Managing expenses is a common headache for managers and finance teams, who often need to sort through hundreds of receipts, invoices, pay cheques, and reimbursement claims daily.
Digitalisation has highlighted the flawed nature of traditional expense management practices, signalling that spreadsheets and paper document filing are insecure and error-prone. Small businesses should introduce simple technology systems to automatically manage and report on expenses, according to SAP Concur.

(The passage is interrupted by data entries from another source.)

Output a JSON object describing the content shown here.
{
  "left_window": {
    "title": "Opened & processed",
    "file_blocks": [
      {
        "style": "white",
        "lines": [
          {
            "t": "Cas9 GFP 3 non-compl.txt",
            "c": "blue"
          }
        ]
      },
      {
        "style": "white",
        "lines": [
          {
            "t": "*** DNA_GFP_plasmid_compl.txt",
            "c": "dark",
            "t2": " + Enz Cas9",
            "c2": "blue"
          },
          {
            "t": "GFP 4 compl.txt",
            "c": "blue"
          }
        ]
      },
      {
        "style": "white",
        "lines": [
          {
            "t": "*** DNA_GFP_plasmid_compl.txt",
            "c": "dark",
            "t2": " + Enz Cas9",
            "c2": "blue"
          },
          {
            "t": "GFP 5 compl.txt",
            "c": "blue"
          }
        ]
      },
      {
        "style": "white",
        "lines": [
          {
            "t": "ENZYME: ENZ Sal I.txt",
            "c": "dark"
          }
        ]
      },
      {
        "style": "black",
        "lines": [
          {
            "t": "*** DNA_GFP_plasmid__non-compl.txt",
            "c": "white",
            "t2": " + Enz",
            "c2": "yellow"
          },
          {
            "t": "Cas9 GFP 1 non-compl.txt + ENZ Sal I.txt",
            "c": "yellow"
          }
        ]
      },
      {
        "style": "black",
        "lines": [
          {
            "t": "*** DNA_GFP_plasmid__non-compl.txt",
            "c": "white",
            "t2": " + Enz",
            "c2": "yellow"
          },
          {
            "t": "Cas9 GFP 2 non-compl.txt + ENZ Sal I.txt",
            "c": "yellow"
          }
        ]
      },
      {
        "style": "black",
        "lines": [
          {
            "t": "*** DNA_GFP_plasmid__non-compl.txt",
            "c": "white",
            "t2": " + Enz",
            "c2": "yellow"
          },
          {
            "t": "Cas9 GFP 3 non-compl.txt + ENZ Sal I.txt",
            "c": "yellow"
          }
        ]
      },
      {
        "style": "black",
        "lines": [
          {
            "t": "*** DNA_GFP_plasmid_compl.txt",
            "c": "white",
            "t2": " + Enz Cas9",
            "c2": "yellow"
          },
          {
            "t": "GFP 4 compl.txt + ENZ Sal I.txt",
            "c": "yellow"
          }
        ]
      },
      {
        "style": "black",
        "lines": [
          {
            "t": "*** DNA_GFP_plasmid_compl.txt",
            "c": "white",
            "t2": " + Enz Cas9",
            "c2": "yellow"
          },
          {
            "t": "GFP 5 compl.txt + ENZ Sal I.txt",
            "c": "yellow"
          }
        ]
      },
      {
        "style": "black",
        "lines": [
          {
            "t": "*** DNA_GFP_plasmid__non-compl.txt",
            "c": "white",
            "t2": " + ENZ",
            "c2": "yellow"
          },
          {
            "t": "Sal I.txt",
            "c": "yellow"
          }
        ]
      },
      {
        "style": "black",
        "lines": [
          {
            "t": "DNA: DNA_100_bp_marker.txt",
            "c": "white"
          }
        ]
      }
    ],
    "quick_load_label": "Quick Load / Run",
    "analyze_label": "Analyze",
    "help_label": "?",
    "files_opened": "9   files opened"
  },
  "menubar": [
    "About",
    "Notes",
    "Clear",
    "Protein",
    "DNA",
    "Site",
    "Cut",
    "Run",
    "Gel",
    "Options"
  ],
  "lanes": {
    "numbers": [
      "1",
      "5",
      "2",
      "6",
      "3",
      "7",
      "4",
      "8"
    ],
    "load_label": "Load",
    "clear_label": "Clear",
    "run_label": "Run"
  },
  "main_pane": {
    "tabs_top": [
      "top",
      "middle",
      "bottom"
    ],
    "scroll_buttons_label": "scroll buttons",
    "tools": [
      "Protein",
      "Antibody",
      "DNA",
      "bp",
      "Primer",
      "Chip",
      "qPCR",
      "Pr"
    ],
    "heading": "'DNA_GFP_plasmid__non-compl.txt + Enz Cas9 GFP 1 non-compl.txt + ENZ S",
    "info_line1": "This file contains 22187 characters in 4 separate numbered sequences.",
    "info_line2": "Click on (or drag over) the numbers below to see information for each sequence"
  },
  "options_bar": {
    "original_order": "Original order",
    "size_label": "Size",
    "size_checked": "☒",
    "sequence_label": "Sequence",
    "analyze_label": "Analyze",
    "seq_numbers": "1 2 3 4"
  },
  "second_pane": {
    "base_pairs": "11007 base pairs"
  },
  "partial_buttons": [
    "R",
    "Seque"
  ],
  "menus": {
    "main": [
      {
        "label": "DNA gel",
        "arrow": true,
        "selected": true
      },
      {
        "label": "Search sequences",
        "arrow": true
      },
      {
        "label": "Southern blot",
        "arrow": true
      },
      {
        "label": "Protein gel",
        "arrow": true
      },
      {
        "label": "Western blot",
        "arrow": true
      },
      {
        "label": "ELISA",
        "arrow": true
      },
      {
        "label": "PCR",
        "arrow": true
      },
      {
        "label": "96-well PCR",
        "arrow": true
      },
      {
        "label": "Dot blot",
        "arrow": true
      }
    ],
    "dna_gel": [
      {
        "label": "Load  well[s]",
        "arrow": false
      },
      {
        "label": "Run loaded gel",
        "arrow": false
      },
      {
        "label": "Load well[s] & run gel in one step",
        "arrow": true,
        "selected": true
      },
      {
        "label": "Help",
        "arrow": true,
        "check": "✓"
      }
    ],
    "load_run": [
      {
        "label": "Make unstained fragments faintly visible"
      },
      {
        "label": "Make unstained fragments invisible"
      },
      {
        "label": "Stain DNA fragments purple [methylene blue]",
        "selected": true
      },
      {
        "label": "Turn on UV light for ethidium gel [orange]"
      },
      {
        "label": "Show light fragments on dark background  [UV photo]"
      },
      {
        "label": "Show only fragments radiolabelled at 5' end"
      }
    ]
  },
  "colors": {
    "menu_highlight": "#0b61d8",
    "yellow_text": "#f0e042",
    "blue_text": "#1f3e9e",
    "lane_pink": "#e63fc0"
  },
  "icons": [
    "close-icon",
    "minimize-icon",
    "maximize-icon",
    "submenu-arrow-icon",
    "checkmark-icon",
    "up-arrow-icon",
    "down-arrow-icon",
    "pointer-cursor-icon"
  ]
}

Fabian Calle, general manager of SMB, ANZ, SAP Concur, said, “Small businesses often assume that, due to their size, low staff numbers, or income, investing in emerging technology isn’t necessary. However, new technologies and finance management systems are essential for any business, large or micro. Small businesses need to pay rent and electricity bills, manage supplier invoices, purchase maintenance products and, most importantly, manage changing budgets and incomes.
“Slow-moving finance management processes prone to inaccuracies will hold small businesses back and limit their profit. Many small businesses physically file away receipts and payment data, and track numbers using spreadsheets. This can easily backfire if stored documents become damaged, lost, or stolen. And, if one or two units of data are incorrectly entered into a spreadsheet, this can throw off organisations’ abilities to predict income, needs, budgets, and growth strategies. It becomes critical for small businesses to consider how they can improve their expense management systems. Implementing new technologies can be quick, easy, and affordable, even for the smallest of businesses.”
SAP Concur has revealed three ways automated technologies and digitalised data can help small businesses improve their expense management:
Managers often need to spend time looking for misplaced, lost, or poorly-stored payment data and invoice numbers. And, when physical receipts, financial data, and payment documentation become old or damaged, they can become illegible and unusable. Managing important financial documents with a centralised, cloud-based program can help small organisations easily locate and view their information, ensuring valuable data can’t degrade or disappear.
2. Cash flow visibility
Physical data and spreadsheet calculations are unlikely to provide managers with the insight into spend and purchase activity they need. Key decision-makers need collated information and data to get a clear, unified picture of expenses, revenue, cash flow, and opportunities to reduce costs. This offers a major advantage when it comes to making decisions about future activities, budgets and investments. This data helps small businesses figure out where to cut back, where they can spend more, and where they can save.
Small businesses are just as vulnerable to data breaches as large organisations. In its most recent report regarding the Notifiable Data Breaches (NDB) scheme, the Office of the Australian Information Commissioner revealed 33 per cent of data breaches were due to human error. (1) Not all data breaches happen online, and serious information compromise can occur when physical documents fall into the wrong hands. The right technology can help small businesses digitalise paper receipts and documents and store them in secure databases, so they can only be viewed and accessed by authorised people. Secure storage solutions also mean that, as businesses grow, their increasing volumes of data will be better protected from cybercrime and human error.
Fabian Calle said, “Small businesses shouldn’t underestimate the responsibilities they have in protecting and optimising their financial data. As various aspects of business, including customer service, retail, payment processes, and marketing become increasingly online and digitalised, small businesses need to protect themselves and manage their operations more effectively with up-to-date and useful technology.”